Atrapsalta corticina

Scientific classification
- Kingdom: Animalia
- Phylum: Arthropoda
- Clade: Pancrustacea
- Class: Insecta
- Order: Hemiptera
- Suborder: Auchenorrhyncha
- Family: Cicadidae
- Genus: Atrapsalta
- Species: A. corticina
- Binomial name: Atrapsalta corticina (Ewart), 1989
- Synonyms: Pauropsalta corticinus Ewart, 1989;

= Atrapsalta corticina =

- Genus: Atrapsalta
- Species: corticina
- Authority: (Ewart), 1989
- Synonyms: Pauropsalta corticinus

Species of cicada

Atrapsalta corticina is a species or species complex of cicadas, also known as bark squeakers, in the Cicadidae family, Cicadettinae subfamily and Cicadettini tribe. It is endemic to Australia.
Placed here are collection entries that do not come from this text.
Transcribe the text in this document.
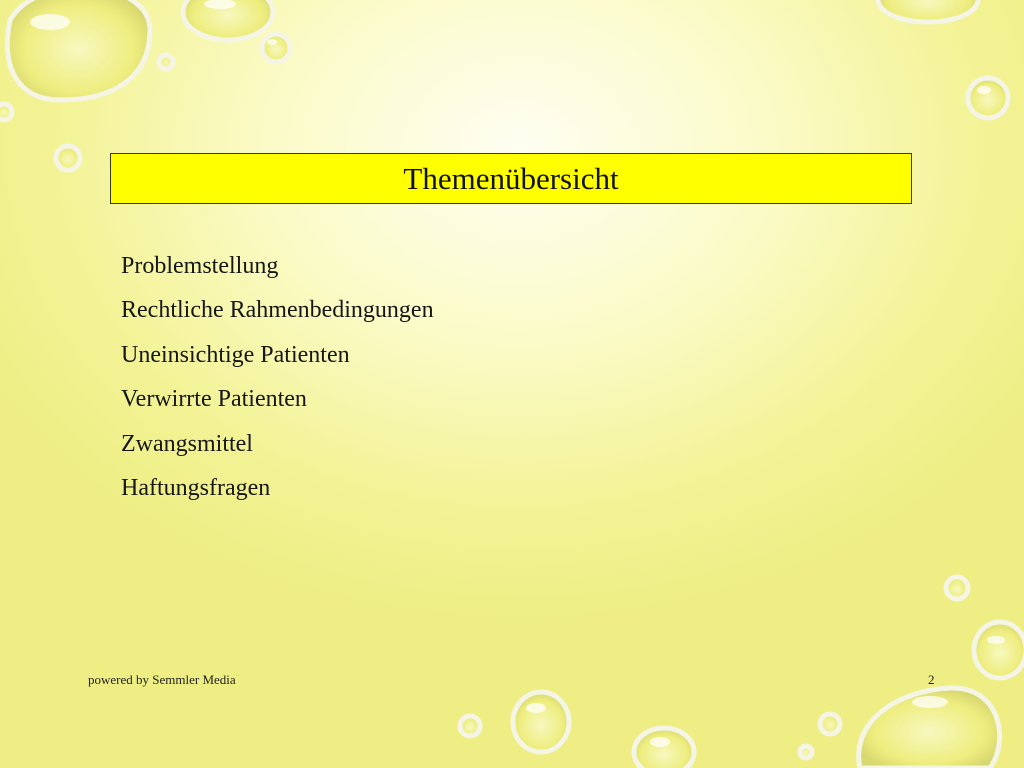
Themenübersicht
Problemstellung
Rechtliche Rahmenbedingungen
Uneinsichtige Patienten
Verwirrte Patienten
Zwangsmittel
Haftungsfragen
powered by Semmler Media	2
It was described in 1989 by Australian entomologist Anthony Ewart.

==Etymology==
The specific epithet corticina is derived from Latin corticosus ('abounding in tree bark').

==Description==
The length of the forewing is 16–20 mm.

==Distribution and habitat==
The species complex occurs from central to south-eastern Queensland, southwards into north-eastern New South Wales, as well as in central New South Wales southwards to the northern Victorian border. The holotype was collected at Beerburrum some 60 km north of Brisbane. The associated habitat includes open eucalypt forest and woodland with Eucalyptus tereticornis and Eucalyptus moluccana, especially in riparian areas.

==Behaviour==
Adults are heard from September to April, clinging to the foliage and branches of eucalypts and heath shrubs, uttering calls characterised by short chirps followed by a brief buzz.